Purpose of review HDL cholesterol levels have been inversely correlated with thrombosis and HDL has been shown to mediate various antithrombotic effects. However, molecular mechanisms underlying the suppressing effect of HDL on platelet reactivity are not completely understood. The present review summarizes the recent advancements in understanding the role played by scavenger receptor class B type I (SR-BI) - an HDL receptor - in modulating platelet function and mediating platelet-HDL interactions. Recent findings SR-BI is expressed on platelet surface and platelets from SR-BI knockout animals are characterized by increased free-to-total cholesterol ratio, abnormal morphology, increased reactivity to strong platelets agonists, enhanced adherence to immobilized fibrinogen, and a propensity to form arterial thrombi. Crossover incubation experiments and a bone marrow transplantation approach reveal increased wild-type platelet reactivity in plasma from SR-BI-/- mice and normal or decreased SR-BI-deficient platelet reactivity in wild-type plasma. A similar functional platelet phenotype has been observed in human carriers of an SR-BI genetic variant.

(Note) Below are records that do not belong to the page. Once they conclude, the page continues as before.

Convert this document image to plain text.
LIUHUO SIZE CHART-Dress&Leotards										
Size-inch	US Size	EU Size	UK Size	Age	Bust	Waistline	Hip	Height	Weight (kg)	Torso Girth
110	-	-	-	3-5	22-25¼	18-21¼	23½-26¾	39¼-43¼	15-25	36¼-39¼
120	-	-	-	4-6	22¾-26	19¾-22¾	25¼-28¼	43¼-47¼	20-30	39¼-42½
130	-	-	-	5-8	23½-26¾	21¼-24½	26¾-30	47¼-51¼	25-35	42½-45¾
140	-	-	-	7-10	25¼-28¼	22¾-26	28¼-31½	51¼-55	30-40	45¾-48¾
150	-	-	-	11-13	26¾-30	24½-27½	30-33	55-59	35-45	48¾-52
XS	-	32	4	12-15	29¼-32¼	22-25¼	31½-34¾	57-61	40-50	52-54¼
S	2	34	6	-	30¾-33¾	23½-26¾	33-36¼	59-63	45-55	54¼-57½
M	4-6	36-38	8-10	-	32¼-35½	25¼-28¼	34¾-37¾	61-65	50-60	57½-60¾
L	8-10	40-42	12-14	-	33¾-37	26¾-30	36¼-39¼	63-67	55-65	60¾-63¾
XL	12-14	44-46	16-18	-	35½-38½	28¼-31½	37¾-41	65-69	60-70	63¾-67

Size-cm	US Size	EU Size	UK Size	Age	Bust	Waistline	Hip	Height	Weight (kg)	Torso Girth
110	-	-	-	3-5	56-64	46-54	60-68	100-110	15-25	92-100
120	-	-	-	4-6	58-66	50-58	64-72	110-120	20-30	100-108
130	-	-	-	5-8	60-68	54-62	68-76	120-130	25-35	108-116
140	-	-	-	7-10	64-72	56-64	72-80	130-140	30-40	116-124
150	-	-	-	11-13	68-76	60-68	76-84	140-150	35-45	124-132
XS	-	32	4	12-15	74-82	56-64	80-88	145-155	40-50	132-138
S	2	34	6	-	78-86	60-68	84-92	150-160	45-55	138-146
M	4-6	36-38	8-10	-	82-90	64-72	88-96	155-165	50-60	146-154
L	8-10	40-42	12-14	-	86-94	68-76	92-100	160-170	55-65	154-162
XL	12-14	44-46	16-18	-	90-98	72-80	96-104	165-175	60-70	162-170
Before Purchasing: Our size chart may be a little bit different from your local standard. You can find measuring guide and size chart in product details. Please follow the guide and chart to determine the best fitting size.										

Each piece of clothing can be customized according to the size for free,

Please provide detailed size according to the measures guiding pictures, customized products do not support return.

SR-BI ligands interfere with HDL binding to murine platelets and impede the agonist-induced platelet activation as effectively as native HDL. The inhibitory effects of native HDL, moderately oxidized HDL, and SR-BI ligands are abolished in SR-BI-deficient platelets but not in CD36-deficient platelets. Summary SR-BI exerts an indirect influence on platelet reactivity via maintaining normal plasma cholesterol homeostasis. In addition, SR-BI is a functional receptor for native and moderately oxidized HDL on platelets that generates an inhibitory signal for platelet activation.